6. Plan as much (or as little) as you want to. My life is full of obligations, as you can imagine. Our calendar in our kitchen is always full. I like a busy life. And I try to schedule in down days too because I know how I get. So for this trip, I really wanted to feel into what I truly WANTED to do IN THE MOMENT and go from there. So I looked up stuff to do and made a list of things that sounded like fun. And then I just went. I didn’t have a daily agenda, I didn’t call ahead for reservations on anything… I didn’t need to on this trip since so much of it was outdoors and reservations weren’t needed anyway. And once I got there, I just checked in with myself. What do I feel like doing today? One day was full of hiking and sightseeing, the next day had me in early for the night taking a bubble bath with some sparkling grape juice and binge watching Netflix. It was bliss.
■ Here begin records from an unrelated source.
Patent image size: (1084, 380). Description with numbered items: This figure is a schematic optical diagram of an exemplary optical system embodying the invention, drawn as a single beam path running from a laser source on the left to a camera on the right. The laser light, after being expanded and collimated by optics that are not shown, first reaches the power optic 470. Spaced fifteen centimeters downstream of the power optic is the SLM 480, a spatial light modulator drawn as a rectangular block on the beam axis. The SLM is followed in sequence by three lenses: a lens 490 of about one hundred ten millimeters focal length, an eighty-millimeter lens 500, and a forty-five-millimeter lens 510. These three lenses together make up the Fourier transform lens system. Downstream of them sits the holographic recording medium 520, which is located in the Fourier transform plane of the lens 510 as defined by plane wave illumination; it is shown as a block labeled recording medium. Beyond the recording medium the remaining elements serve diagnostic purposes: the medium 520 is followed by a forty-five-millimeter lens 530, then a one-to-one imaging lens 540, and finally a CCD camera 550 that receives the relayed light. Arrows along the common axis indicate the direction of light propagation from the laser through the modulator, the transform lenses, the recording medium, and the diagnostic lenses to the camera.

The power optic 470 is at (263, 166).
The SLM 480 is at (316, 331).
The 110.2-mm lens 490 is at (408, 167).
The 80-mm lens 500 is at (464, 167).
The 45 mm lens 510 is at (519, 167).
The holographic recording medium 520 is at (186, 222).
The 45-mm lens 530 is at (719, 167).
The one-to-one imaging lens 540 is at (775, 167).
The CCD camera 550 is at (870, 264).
7. Enjoy yourself. I checked in at home frequently because I wanted to, not because I felt like I had to. This was important to me. I FaceTimed with them to show them where I was and to see how beautiful it was. I texted them when I was thinking about them or had something to share. But other than that, I trusted the people I left behind to do what they said they would do (and they did) and just enjoyed myself. I didn’t let myself get into the “This is so selfish, you should be at home tucking in your kids,” too often. Of course it happened but I didn’t linger there. I just brought my attention back to the moment and soaked in the enjoyment.
And that’s how I planned my very first solo vacation. It will not be the last, I can promise you that. I love traveling with my husband and we already have a couple of trips that we’re planning, but there is something about being by myself, doing what I want that just resonated with my soul. It was incredible.
Have you ever done a solo vacation? Where did you go? What was it like?